San Francisco, June 12 (IANS) Samsung has filed a motion with the US District Court in San Jose, California, to appeal a verdict that asked the South Korean giant to pay Apple $539 million for copying patented iPhone designs - a legal battle that dates back to 2011.
Samsung thinks the verdict is wrong and wants a refund of some damages already paid, CNET reported on Monday.
It asked a court last week to either dismiss the judgment or retry the case in which the damages were decided, the report said.
Samsung was given the $539 million penalty last month as it was found infringing on five patents with Android phones it sold in 2010 and 2011.
The legal dispute between the two tech giants dates to 2011 when Apple sued Samsung. This led the South Korean tech giant to countersue the Cupertino, California-headquartered Apple in the same year, according to a report in The Korea Herald in May.
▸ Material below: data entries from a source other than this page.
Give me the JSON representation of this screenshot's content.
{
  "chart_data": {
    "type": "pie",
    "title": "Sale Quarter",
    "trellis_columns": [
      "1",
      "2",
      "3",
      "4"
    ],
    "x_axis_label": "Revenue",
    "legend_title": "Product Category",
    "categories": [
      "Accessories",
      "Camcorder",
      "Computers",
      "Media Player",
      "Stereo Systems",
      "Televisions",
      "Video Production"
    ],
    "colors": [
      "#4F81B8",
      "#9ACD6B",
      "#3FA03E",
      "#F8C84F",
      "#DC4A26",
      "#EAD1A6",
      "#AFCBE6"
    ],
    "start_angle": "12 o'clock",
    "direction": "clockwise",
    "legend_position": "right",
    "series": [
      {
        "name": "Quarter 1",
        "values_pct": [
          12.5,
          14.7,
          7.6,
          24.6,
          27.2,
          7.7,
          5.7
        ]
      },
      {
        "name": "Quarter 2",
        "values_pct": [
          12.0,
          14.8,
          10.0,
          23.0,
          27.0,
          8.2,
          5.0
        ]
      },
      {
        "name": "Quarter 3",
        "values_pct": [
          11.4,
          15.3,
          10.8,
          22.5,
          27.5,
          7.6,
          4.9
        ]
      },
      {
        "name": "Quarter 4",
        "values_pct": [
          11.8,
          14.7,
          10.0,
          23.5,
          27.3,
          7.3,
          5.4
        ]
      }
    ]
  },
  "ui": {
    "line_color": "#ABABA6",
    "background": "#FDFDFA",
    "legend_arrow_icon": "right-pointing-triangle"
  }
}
Samsung lost the case in 2012. It was ordered to pay the US tech giant more than $1 billion for infringing on three of Apple's design patents related to mobile devices -- the quick links to phone numbers, the slide-to-unlock feature and the auto-correct function.
Under the US patent law, infringement of a design patent can result in a plaintiff receiving total profits made through the product.
Samsung's lawyers appealed the case, bringing down the compensation of $1 billion to $400 million in 2015 at the US Court of Appeals for the Federal Circuit.
In an attempt to limit the compensation to profits attributable to a specific component patent in question, Samsung then appealed the lower court's ruling to the Supreme Court.
The South Korean tech behemoth argued that component design could be just a small part of a smartphone whose technologies involve more than 200,000 patents.
In late 2016, the US Supreme Court agreed with Samsung and ordered the two tech giants to negotiate a date for a retrial to settle the award money for Apple, the The Korea Herald report said.
The new appeal against the $539 million verdict suggests that the seven-year-old legal battle between the two tech giants is far from over.